3.Relationship to the Company (please enter ”head office” or ”subsidiaries”):Head office
4.Reciprocal shareholding ratios:Not applicable
5.Cause of occurrence:
In accordance with related laws and regulations, to coordinate with AP Biosciences’ future plan of shareholding dispersal after IPO, to protect shareholders’ interests of the Company, and to share the business results of AP Biosciences, the Company’s Board of Directors decide to forfeit all the preemptive rights of AP Biosciences’ cash capital increase and distribute the rights to shareholders of OBI.
6.Countermeasures:None
7.Any other matters that need to be specified:
(1)AP Biosciences’ Board of Directors resolved to issue common shares through cash capital increase. The total amount of cash issuance is 16,000,000 shares, with a par value of NT$10 per share and a issue price of NT$50. The total fund raised is expected to be NT$800,000,000. Pursuant to Article 267 of the Company Act, 10% of the total new shares, 1,600,000 shares, are reserved for employees who are eligible. Other 90% of the total new shares, 14,400,000 shares, will be subscribed by original shareholders based on the shareholding ratio stated on the register of shareholders on the reference date.

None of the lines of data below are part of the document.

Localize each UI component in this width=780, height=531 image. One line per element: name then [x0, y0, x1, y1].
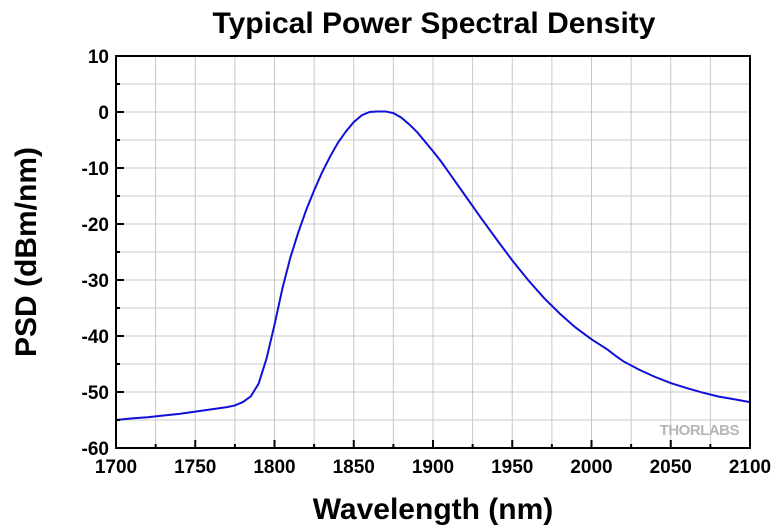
thorlabs-watermark: THORLABS: [660, 422, 740, 439]
chart-title: Typical Power Spectral Density: [213, 7, 656, 40]
x-tick-label: 1800: [253, 457, 295, 478]
y-tick-label: 10: [88, 47, 109, 68]
y-tick-labels: 10 0 -10 -20 -30 -40 -50 -60: [82, 47, 109, 460]
y-tick-label: -10: [82, 159, 109, 180]
y-axis-label: PSD (dBm/nm): [10, 147, 43, 357]
x-tick-label: 2000: [570, 457, 612, 478]
y-tick-label: -50: [82, 383, 109, 404]
psd-series-line: [115, 110, 751, 421]
x-tick-label: 2100: [729, 457, 771, 478]
x-tick-label: 1750: [174, 457, 216, 478]
x-tick-label: 1950: [491, 457, 533, 478]
x-tick-label: 1850: [333, 457, 375, 478]
y-tick-label: -30: [82, 271, 109, 292]
y-tick-label: -40: [82, 327, 109, 348]
y-tick-label: -20: [82, 215, 109, 236]
x-tick-label: 1900: [412, 457, 454, 478]
series-group: [115, 110, 751, 421]
x-tick-label: 1700: [95, 457, 137, 478]
grid-lines: [116, 56, 750, 448]
x-tick-label: 2050: [650, 457, 692, 478]
x-axis-label: Wavelength (nm): [313, 493, 554, 526]
x-tick-labels: 1700 1750 1800 1850 1900 1950 2000 2050 2100: [95, 457, 771, 478]
y-tick-label: 0: [98, 103, 109, 124]
axis-ticks: [115, 55, 751, 449]
y-tick-label: -60: [82, 439, 109, 460]
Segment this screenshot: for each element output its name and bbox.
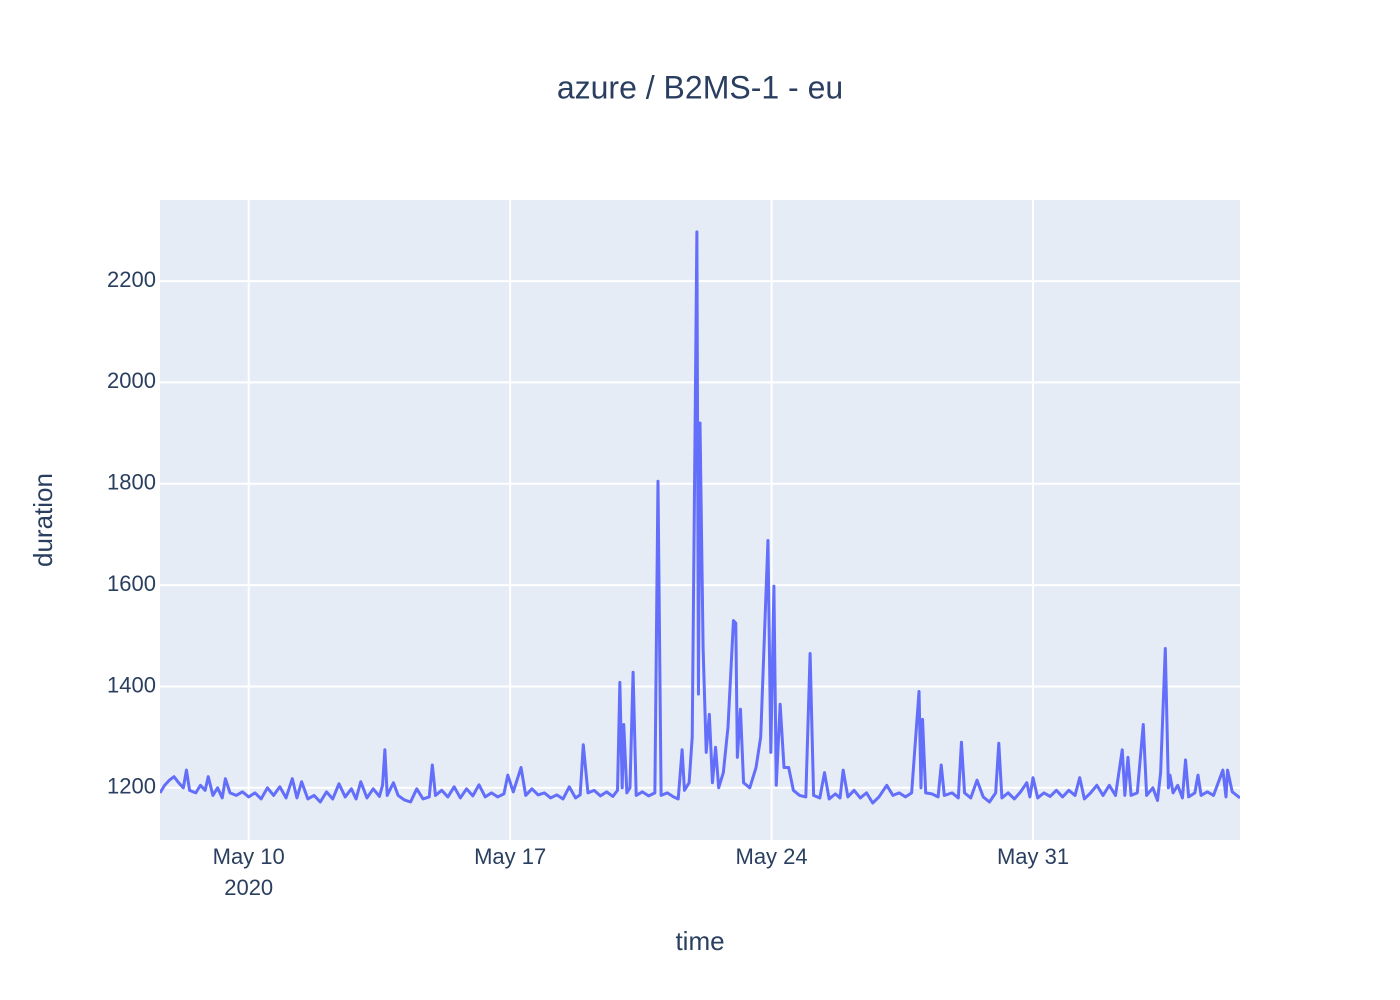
line	[160, 230, 1240, 805]
y-tick-label: 1600	[107, 571, 156, 596]
y-tick-label: 2000	[107, 368, 156, 393]
y-tick-label: 1200	[107, 774, 156, 799]
x-axis-title: time	[675, 926, 724, 956]
x-tick-label: May 17	[474, 844, 546, 869]
y-tick-label: 1800	[107, 470, 156, 495]
x-tick-label: May 24	[736, 844, 808, 869]
marks	[160, 230, 1240, 805]
y-tick-label: 2200	[107, 267, 156, 292]
x-tick-label: May 31	[997, 844, 1069, 869]
y-axis-title: duration	[28, 473, 58, 567]
x-tick-label: May 10	[213, 844, 285, 869]
chart-title: azure / B2MS-1 - eu	[557, 69, 843, 105]
y-tick-label: 1400	[107, 672, 156, 697]
x-tick-label: 2020	[224, 875, 273, 900]
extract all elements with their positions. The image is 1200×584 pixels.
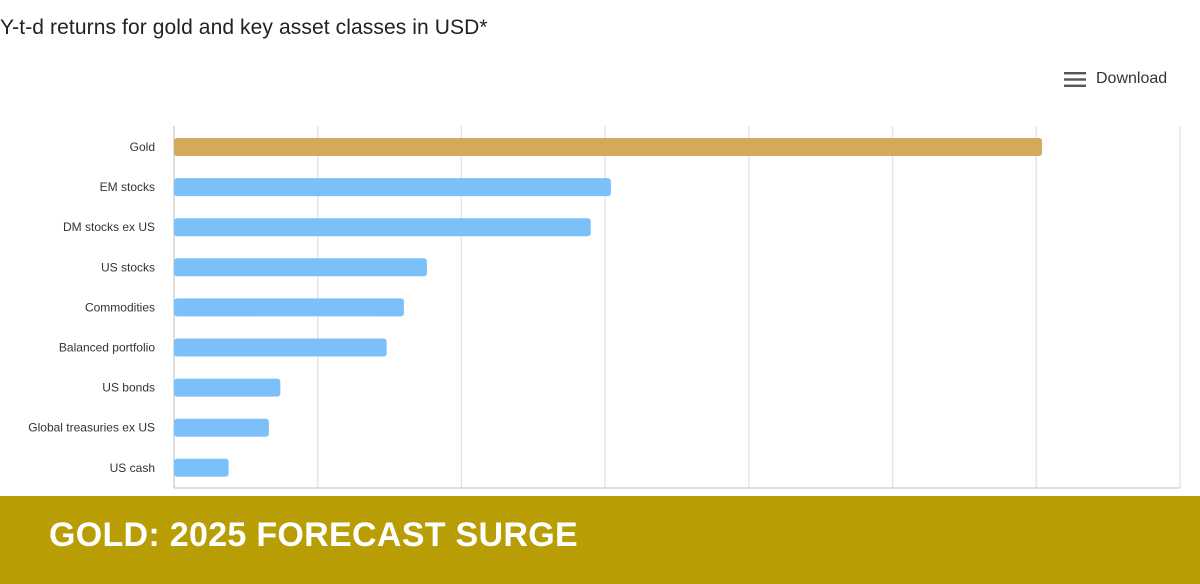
bar <box>174 298 404 317</box>
bar <box>174 258 427 277</box>
download-label: Download <box>1096 70 1168 87</box>
category-label: DM stocks ex US <box>63 220 155 234</box>
category-label: Global treasuries ex US <box>28 421 155 435</box>
category-label: EM stocks <box>100 180 155 194</box>
category-label: Balanced portfolio <box>59 341 155 355</box>
bar <box>174 218 591 237</box>
category-label: US bonds <box>102 381 155 395</box>
download-button[interactable]: Download <box>1064 66 1167 92</box>
category-label: US stocks <box>101 260 155 274</box>
bar <box>174 378 281 397</box>
bar <box>174 418 269 437</box>
bar <box>174 178 611 197</box>
category-label: Gold <box>130 140 155 154</box>
bar-chart: Gold EM stocks DM stocks ex US US stocks Com… <box>28 126 1181 489</box>
bar <box>174 138 1043 156</box>
bar <box>174 458 229 477</box>
category-label: Commodities <box>85 300 155 314</box>
bar <box>174 338 387 357</box>
chart-title: Y-t-d returns for gold and key asset cla… <box>0 16 488 39</box>
banner: GOLD: 2025 FORECAST SURGE <box>0 496 1200 584</box>
banner-title: GOLD: 2025 FORECAST SURGE <box>49 516 578 554</box>
menu-icon <box>1064 71 1086 87</box>
category-label: US cash <box>110 461 155 475</box>
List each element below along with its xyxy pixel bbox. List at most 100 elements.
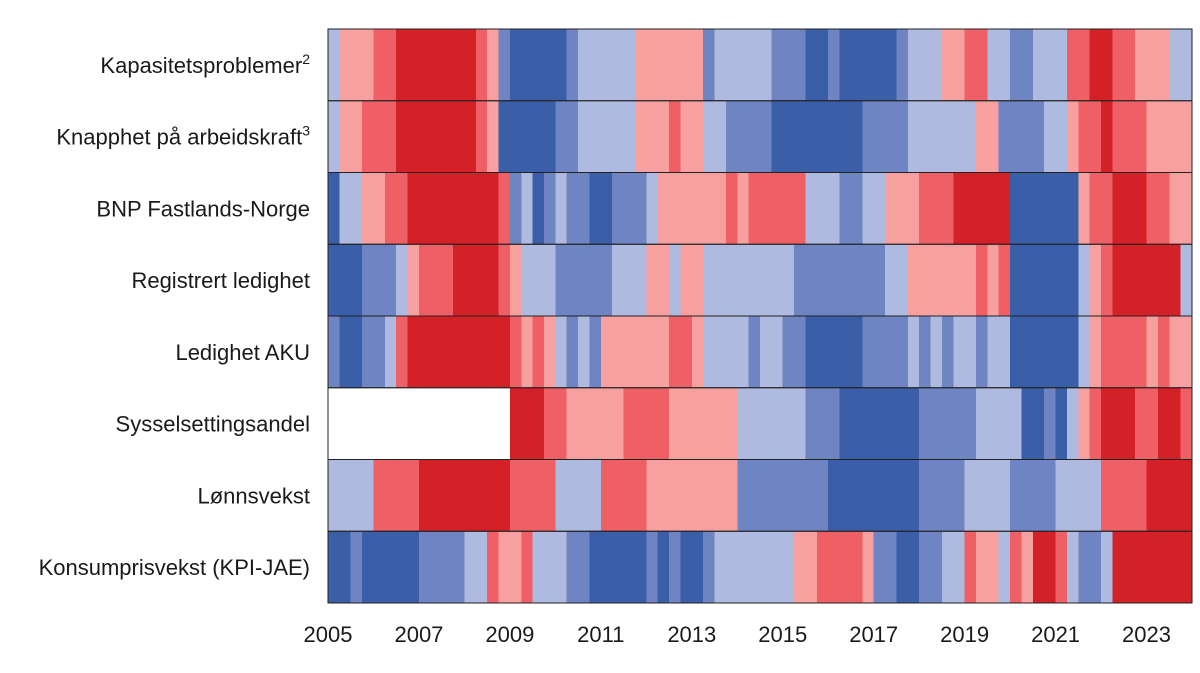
heatmap-cell <box>1021 316 1079 388</box>
heatmap-cell <box>1180 244 1193 316</box>
x-tick-label: 2021 <box>1031 622 1080 647</box>
heatmap-cell <box>805 172 841 245</box>
heatmap-cell <box>555 100 579 173</box>
x-tick-label: 2011 <box>577 622 624 647</box>
heatmap-cell <box>521 244 556 316</box>
heatmap-cell <box>396 316 409 388</box>
heatmap-cell <box>418 531 466 603</box>
heatmap-cell <box>646 459 738 532</box>
heatmap-cell <box>1055 531 1068 603</box>
heatmap-cell <box>498 531 522 603</box>
heatmap-cell <box>828 29 841 101</box>
heatmap-cell <box>1101 100 1114 173</box>
heatmap-cell <box>350 531 363 603</box>
heatmap-cell <box>328 316 340 388</box>
heatmap-cell <box>1146 316 1159 388</box>
row-label: Kapasitetsproblemer2 <box>100 51 310 78</box>
heatmap-cell <box>725 172 738 245</box>
heatmap-cell <box>987 316 1011 388</box>
heatmap-cell <box>339 316 363 388</box>
heatmap-cell <box>1157 387 1182 460</box>
heatmap-cell <box>623 387 670 460</box>
heatmap-cell <box>1078 172 1091 245</box>
heatmap-cell <box>748 316 761 388</box>
heatmap-row-borders <box>327 28 1193 604</box>
heatmap-cell <box>691 316 704 388</box>
heatmap-cell <box>1101 244 1114 316</box>
heatmap-cell <box>669 100 682 173</box>
heatmap-cell <box>521 531 534 603</box>
heatmap-cell <box>544 387 568 460</box>
heatmap-cell <box>1089 244 1102 316</box>
heatmap-cell <box>362 316 386 388</box>
heatmap-cell <box>805 316 863 388</box>
heatmap-cell <box>794 531 818 603</box>
heatmap-cell <box>362 244 397 316</box>
heatmap-cell <box>862 172 886 245</box>
heatmap-cell <box>362 531 420 603</box>
heatmap-cell <box>907 244 977 316</box>
row-label: Registrert ledighet <box>131 268 310 293</box>
heatmap-cell <box>544 172 556 245</box>
heatmap-cell <box>976 244 988 316</box>
heatmap-cell <box>418 459 511 532</box>
heatmap-cell <box>566 316 579 388</box>
heatmap-cell <box>555 316 568 388</box>
heatmap-cell <box>964 459 1011 532</box>
heatmap-cell <box>782 316 807 388</box>
heatmap-cell <box>1021 387 1045 460</box>
heatmap-cell <box>1078 100 1102 173</box>
heatmap-cell <box>862 100 909 173</box>
heatmap-cell <box>862 531 875 603</box>
heatmap-cell <box>339 100 363 173</box>
heatmap-cell <box>828 459 920 532</box>
heatmap-cell <box>964 531 977 603</box>
heatmap-cell <box>600 459 647 532</box>
row-label: Lønnsvekst <box>198 483 311 508</box>
heatmap-cell <box>896 29 909 101</box>
heatmap-cell <box>976 316 988 388</box>
row-label: Ledighet AKU <box>175 340 310 365</box>
heatmap-cell <box>396 29 477 101</box>
heatmap-cell <box>805 387 841 460</box>
heatmap-cell <box>498 100 534 173</box>
heatmap-cell <box>998 244 1011 316</box>
heatmap-cell <box>600 316 670 388</box>
heatmap-cell <box>1055 387 1068 460</box>
heatmap-cell <box>1089 172 1114 245</box>
heatmap-cell <box>1101 316 1148 388</box>
heatmap-cell <box>566 29 579 101</box>
heatmap-cell <box>816 531 863 603</box>
heatmap-cell <box>896 531 920 603</box>
heatmap-cell <box>509 316 522 388</box>
heatmap-cell <box>384 172 409 245</box>
heatmap-cell <box>328 459 375 532</box>
heatmap-cell <box>578 100 636 173</box>
heatmap-cell <box>498 172 511 245</box>
heatmap-cell <box>1135 29 1170 101</box>
heatmap-cell <box>589 316 602 388</box>
heatmap-cell <box>1010 531 1023 603</box>
x-axis: 2005 2007 2009 2011 2013 2015 2017 2019 2021 2023 <box>304 622 1171 647</box>
heatmap-cell <box>1066 387 1079 460</box>
heatmap-cell <box>703 29 716 101</box>
heatmap-cell <box>475 29 488 101</box>
heatmap-cell <box>669 531 682 603</box>
heatmap-cell <box>714 531 795 603</box>
x-tick-label: 2009 <box>485 622 534 647</box>
heatmap-cell <box>771 29 807 101</box>
heatmap-cell <box>1180 387 1193 460</box>
heatmap-cell <box>555 244 613 316</box>
heatmap-cell <box>612 172 647 245</box>
heatmap-cell <box>1169 29 1193 101</box>
footnote-marker: 2 <box>302 51 310 67</box>
heatmap-cell <box>509 244 522 316</box>
row-labels: Kapasitetsproblemer2 Knapphet på arbeidsk… <box>39 51 311 580</box>
heatmap-cell <box>1112 29 1136 101</box>
heatmap-cell <box>703 244 795 316</box>
heatmap-cell <box>373 459 420 532</box>
heatmap-cell <box>1010 244 1079 316</box>
heatmap-cell <box>669 244 682 316</box>
heatmap-cell <box>1112 100 1148 173</box>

(2)In accordance with related laws and regulations, to coordinate with AP Biosciences’ future plan of shareholding dispersal after IPO, to protect shareholders’ interests of the Company, and to share the business results of AP Biosciences, the Company’s Board of Directors decide to forfeit all the preemptive rights of AP Biosciences’ cash capital increase and distribute the rights to shareholders of OBI. Based on the shareholding ratio stated on the register of shareholders on the book closure date, each thousand shares of OBI bears the subscription rights for 34.3016 shares of AP Biosciences. The Chairman of AP Biosciences is authorized to contact specific persons for purchase at the issue price for shares unsubscripted by shareholders or fractional shares.
(3)The Company’s shareholding ratios of AP Biosciences will decrease from 54.62% to 41.12% after the forfeiture of preemptive rights of AP Biosciences’ cash capital increase.
(4)The Chairman of the Company is authorized to decide any other matters not covered herein related to the forfeiture of subscription of AP Biosciences’ cash capital increase, which will be sent to 2023 Annual Shareholders’ Meeting for ratification.